Il meteo ha permesso di fare tre belle prove nella giornata di sabato. Optisud 2019 è un trofeo importante per gli addetti ai lavori, che vede interpreti i migliori timonieri Optimist del centro e del sud Italia. Ma c’è una sfida nella sfida: uno dei lavori più impegnativi in cui si misurano gli studenti è quello di accogliere gli ospiti che si confrontano in mare aperto. Queste sfide con le vele affondano le radici in epoca romana.

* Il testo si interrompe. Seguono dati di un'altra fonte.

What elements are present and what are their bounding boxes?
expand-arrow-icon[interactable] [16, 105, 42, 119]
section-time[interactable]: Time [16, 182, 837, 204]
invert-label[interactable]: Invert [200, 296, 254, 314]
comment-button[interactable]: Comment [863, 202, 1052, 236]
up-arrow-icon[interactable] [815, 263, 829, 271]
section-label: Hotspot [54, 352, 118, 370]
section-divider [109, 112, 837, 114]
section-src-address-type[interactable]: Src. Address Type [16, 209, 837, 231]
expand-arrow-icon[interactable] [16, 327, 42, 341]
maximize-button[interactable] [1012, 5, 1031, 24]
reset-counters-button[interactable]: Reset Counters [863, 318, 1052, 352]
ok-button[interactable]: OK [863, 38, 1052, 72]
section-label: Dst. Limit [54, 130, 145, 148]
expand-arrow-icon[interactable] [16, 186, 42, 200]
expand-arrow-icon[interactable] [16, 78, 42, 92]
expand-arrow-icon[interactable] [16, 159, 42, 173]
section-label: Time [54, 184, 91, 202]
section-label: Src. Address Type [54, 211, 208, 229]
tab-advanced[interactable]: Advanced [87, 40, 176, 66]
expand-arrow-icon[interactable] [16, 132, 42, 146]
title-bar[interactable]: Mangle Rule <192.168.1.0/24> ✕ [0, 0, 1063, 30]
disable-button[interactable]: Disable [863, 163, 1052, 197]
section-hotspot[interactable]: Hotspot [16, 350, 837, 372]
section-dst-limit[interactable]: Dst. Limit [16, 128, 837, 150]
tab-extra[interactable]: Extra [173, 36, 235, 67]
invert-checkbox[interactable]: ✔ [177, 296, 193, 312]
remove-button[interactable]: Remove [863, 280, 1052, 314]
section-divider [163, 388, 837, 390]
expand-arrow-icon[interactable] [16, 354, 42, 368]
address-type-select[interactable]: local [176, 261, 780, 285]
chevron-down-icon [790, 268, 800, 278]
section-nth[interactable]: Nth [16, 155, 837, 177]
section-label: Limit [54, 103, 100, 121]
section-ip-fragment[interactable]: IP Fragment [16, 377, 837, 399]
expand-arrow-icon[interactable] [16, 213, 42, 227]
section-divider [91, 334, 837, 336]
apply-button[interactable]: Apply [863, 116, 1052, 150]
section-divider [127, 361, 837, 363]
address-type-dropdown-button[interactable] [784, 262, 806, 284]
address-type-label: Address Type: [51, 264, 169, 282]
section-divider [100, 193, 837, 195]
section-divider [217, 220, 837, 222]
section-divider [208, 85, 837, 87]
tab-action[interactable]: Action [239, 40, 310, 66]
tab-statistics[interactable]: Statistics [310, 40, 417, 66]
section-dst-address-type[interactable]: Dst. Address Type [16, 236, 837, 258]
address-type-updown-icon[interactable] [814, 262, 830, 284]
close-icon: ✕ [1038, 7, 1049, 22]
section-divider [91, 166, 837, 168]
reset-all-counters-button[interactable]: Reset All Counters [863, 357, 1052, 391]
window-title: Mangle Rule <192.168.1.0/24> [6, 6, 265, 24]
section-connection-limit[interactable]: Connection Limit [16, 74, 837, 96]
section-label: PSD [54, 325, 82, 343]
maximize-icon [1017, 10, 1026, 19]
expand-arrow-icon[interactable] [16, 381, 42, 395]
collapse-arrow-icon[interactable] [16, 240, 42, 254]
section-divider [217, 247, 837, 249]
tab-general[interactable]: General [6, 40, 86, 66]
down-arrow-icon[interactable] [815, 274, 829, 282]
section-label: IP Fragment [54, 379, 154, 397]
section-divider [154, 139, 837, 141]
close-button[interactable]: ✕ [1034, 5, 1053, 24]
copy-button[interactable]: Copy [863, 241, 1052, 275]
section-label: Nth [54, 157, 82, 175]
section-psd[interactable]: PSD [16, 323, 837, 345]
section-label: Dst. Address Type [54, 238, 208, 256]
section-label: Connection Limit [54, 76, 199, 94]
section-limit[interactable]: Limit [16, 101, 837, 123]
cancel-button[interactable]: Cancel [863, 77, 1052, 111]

La seconda tappa del Trofeo OPTISUD nelle acque di Gallipoli, è stata un successo grazie all’organizzazione dell’Istituto Scolastico Superiore “Amerigo Vespucci e alla preziosa collaborazione del Comune di Gallipoli, della Regione Puglia e di Associazioni quali il Circolo della Vela di Gallipoli, la Lega Navale Italiana Sezione di Gallipoli, il Club Velico le Sirenè, Circolo NauticoLa Lampara asd e il Circolo Nautico l’Approdo di Porto Cesareo.

“Abbiamo accettato la sfida organizzativa di un trofeo così importante estendendo il senso sportivo della manifestazione a quello formativo per i nostri studenti – ha spiegato la dirigente scolastica Paola APOLLONIO – A partire dal mese di gennaio infatti gli studenti si sono organizzati in gruppi di lavoro i quali si sono occupati, sotto la guida attenta di docenti ed esperti esterni, di pianificare tutte le attività: l’accoglienza, la contabilità, l’approntamento del materiale tecnico nautico necessario perposizionamento del campo gara, la pulizia ed il riordino degli spazi destinati ai regatanti.

L’Istituto, quindi, in ottemperanza delle indicazioni Nazionali, anche questa volta ha sviluppato un percorso educativo-didattico concreto e personalizzato sulle esigenze di tutti gli studenti con particolare attenzione alla politica dell’inclusione e dell’accoglienza dando molta attenzione soprattutto alle esperienze di navigazione grazie alla presenza di una piccola flotta di mezzi nautici a vela, a motore ed a remi. Lo staff del Comitato organizzatore è composto perciò, in gran parte, dagli stessi studenti del Vespucci che operano in prima linea per la riuscita del trofeo. L’evento formativo sportivo velico è, inoltre, ecocompatibile: ai regatanti sono state regalate borracce riempite da una cisterna posizionata per l’occasione presso il Vespucci Village al Canneto sono stati utilizzati piatti e forchette compostabili per servire il ristoro al termine delle regate”. Le giornate di sabato e domenica (11-12 maggio) sono state caratterizzate da spettacoli, musica ed eventi che hanno permesso ai ragazzi di socializzare e divertirsi insieme alle loro famiglie.

Tra gli sponsor che hanno permesso di realizzare l’evento ci sono la Regione Puglia, Camer, Caroli e CDSHotels.